Un cuerpo arrastrado hasta el mar

El primer hueso de dinosaurio recolectado en la Antártida pasó 40 años olvidado en un cajón. Ahora sabemos que pertenecía a un titanosaurio
© Barrett at al. 2026.

El lugar donde apareció la vértebra también cuenta una historia. Al encontrarse en una roca marina, los investigadores creen que el animal no murió necesariamente donde fue fosilizado. Según el British Antarctic Survey, lo más probable es que el cuerpo o parte de él fuera arrastrado hacia el mar después de la muerte, quizá desde una zona costera o fluvial, y terminara enterrado en el fondo marino.

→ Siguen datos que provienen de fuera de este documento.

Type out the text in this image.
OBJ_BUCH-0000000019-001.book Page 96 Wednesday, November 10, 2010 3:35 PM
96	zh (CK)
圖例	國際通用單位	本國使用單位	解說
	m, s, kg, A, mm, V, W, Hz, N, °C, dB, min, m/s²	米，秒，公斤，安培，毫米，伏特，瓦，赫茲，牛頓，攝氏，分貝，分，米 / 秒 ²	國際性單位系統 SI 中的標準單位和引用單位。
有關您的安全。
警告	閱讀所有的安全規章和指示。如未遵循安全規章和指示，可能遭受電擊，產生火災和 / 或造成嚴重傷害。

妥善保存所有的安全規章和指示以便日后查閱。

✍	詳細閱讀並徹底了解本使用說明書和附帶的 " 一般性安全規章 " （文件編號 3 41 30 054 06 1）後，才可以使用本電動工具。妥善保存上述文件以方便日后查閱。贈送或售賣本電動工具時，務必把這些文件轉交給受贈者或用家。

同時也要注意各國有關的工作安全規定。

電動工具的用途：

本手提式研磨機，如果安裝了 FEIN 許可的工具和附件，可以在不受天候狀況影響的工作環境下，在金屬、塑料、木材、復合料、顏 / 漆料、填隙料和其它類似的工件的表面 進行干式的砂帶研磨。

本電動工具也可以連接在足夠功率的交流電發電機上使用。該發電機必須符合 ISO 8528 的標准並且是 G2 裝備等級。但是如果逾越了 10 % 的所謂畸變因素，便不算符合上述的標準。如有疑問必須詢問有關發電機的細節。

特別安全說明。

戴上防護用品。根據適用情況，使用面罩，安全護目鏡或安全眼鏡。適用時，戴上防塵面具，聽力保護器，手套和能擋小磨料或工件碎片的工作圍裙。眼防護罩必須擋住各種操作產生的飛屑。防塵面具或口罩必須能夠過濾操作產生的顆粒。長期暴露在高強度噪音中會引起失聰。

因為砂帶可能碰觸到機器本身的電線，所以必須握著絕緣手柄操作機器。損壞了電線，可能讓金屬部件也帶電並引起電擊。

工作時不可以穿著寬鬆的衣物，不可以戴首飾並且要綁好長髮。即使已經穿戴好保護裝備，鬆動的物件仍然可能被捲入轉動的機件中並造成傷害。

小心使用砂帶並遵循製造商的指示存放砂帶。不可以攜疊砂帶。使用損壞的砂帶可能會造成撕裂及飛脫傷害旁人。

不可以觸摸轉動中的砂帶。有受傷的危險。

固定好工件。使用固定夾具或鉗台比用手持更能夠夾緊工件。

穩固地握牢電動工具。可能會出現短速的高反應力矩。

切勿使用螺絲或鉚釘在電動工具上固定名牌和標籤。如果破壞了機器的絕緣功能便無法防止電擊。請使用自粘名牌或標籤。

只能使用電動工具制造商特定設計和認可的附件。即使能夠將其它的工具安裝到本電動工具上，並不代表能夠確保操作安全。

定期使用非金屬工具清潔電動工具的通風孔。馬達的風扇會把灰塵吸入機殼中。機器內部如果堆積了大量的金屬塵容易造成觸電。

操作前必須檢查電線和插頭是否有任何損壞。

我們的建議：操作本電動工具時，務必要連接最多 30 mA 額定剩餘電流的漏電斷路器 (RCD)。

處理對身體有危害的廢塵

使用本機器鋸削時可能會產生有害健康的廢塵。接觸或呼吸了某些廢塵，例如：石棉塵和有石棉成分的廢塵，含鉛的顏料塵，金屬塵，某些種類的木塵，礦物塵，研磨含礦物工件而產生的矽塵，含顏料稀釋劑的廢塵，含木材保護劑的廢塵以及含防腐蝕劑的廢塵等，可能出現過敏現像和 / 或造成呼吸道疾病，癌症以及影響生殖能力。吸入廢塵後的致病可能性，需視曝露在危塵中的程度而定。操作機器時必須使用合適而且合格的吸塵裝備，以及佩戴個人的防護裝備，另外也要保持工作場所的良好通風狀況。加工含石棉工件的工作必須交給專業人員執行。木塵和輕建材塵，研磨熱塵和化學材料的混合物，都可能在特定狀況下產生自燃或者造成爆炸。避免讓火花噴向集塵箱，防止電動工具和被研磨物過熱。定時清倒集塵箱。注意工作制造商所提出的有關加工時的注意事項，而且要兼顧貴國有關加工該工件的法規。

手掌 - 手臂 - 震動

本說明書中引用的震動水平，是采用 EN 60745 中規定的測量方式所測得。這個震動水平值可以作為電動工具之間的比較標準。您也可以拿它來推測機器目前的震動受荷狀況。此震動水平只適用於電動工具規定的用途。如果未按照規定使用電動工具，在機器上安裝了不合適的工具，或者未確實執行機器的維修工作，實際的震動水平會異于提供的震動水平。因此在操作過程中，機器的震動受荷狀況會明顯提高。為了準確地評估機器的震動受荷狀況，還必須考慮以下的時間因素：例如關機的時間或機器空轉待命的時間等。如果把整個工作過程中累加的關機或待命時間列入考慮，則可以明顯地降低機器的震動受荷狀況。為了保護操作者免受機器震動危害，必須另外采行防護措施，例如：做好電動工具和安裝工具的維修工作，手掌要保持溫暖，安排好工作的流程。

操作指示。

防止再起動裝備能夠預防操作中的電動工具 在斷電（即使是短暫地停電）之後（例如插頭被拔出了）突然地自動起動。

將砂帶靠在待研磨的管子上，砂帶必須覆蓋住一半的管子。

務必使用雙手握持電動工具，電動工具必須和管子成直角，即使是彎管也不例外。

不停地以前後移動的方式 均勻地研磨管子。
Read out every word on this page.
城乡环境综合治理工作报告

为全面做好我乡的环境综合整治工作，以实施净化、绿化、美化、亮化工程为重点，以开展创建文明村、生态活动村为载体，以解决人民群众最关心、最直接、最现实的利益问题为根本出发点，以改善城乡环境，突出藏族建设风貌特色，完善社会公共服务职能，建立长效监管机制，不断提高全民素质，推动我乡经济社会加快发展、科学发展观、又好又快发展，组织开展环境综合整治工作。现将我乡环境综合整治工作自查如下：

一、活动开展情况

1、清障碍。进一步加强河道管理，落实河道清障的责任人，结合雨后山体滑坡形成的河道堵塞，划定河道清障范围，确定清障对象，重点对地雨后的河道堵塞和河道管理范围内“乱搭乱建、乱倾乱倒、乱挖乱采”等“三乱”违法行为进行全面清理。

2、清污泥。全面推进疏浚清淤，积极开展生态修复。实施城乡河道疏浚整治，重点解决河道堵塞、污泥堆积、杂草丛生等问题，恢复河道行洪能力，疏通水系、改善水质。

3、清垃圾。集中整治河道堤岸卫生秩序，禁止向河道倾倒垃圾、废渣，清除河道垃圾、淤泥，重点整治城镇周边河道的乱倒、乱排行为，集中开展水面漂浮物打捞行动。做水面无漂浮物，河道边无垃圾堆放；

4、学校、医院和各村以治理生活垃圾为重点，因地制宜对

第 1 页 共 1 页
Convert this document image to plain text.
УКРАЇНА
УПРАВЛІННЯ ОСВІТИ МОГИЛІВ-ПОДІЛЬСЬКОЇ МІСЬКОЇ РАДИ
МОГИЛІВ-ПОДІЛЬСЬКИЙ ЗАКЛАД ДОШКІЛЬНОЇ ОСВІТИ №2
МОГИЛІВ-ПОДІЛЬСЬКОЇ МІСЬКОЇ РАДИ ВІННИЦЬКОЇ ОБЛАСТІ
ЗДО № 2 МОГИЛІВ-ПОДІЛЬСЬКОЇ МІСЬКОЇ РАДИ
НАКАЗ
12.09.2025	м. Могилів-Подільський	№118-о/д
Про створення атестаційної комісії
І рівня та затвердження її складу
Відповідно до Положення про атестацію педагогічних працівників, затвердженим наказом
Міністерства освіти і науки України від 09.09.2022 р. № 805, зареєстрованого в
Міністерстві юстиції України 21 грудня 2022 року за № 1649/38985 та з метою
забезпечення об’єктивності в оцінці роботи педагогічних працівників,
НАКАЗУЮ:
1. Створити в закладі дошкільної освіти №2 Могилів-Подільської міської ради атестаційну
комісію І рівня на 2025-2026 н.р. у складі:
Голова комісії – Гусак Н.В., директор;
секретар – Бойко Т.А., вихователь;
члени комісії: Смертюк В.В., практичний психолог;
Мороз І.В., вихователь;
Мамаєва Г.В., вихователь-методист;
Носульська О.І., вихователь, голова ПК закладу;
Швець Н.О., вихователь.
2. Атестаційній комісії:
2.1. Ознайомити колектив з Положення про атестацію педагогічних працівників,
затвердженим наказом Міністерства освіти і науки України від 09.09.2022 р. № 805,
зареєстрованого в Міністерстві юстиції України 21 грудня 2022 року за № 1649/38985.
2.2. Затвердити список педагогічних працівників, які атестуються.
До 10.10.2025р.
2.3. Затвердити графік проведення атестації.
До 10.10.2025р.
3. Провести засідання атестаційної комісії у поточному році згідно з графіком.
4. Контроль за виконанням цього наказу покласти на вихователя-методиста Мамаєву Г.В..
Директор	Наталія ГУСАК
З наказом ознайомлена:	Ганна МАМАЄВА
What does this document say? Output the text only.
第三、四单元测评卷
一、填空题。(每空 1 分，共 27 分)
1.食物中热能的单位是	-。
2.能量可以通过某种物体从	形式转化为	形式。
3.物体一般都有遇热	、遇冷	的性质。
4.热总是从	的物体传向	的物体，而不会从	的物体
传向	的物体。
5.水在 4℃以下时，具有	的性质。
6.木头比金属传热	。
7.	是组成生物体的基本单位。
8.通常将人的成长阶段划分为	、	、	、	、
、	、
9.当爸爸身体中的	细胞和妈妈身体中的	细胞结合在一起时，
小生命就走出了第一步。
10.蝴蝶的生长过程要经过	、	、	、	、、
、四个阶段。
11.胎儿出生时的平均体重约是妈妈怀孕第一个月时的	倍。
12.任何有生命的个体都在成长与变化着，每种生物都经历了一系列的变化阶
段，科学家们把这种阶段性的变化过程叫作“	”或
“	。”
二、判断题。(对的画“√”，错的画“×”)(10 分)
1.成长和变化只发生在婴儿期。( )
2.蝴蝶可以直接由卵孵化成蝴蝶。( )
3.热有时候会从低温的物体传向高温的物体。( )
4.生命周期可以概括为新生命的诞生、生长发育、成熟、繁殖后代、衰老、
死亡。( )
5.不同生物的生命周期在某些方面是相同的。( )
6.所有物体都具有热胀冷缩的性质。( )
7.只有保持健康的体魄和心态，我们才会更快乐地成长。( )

Esa explicación encaja con el tipo de sedimentos y con la fauna marina asociada en la zona. No estamos ante un dinosaurio marino (los dinosaurios no eran reptiles marinos), sino ante el resto de un animal terrestre que terminó conservado en un ambiente oceánico.

El hallazgo también tiene una carga humana. Mike Thomson, el geólogo que recogió la vértebra en 1985, murió en 2020 sin saber que aquella pieza era un dinosaurio. Mark Evans dijo a AP que, de seguir vivo, Thomson habría estado encantado de conocer la verdadera identidad del fósil.

La Antártida todavía tiene dinosaurios por revelar

Este fósil no cambia por sí solo toda la historia de los dinosaurios australes, pero sí refuerza una idea cada vez más clara: la Antártida no fue un margen vacío del mundo mesozoico. Fue un territorio habitado, conectado y ecológicamente activo, aunque hoy su registro fósil sea escaso por las condiciones extremas del hielo y la dificultad de trabajar allí.

Según los autores del estudio, la afinidad del fósil con otros titanosaurs de Gondwana aporta información sobre los vínculos biogeográficos entre la Antártida, Sudamérica y otras tierras del sur. También sugiere que varias líneas de saurópodos pudieron haber usado esas conexiones continentales para dispersarse antes de que el mapa del planeta terminara de fragmentarse.

La parte más curiosa es que esa pieza clave no apareció durante una excavación espectacular ni bajo una capa de hielo recién retirada. Estaba guardada. Esperando a que alguien volviera a mirarla con otros ojos. En paleontología, a veces el descubrimiento no consiste en encontrar un hueso nuevo, sino en entender por fin qué era ese hueso que llevaba décadas delante de todos.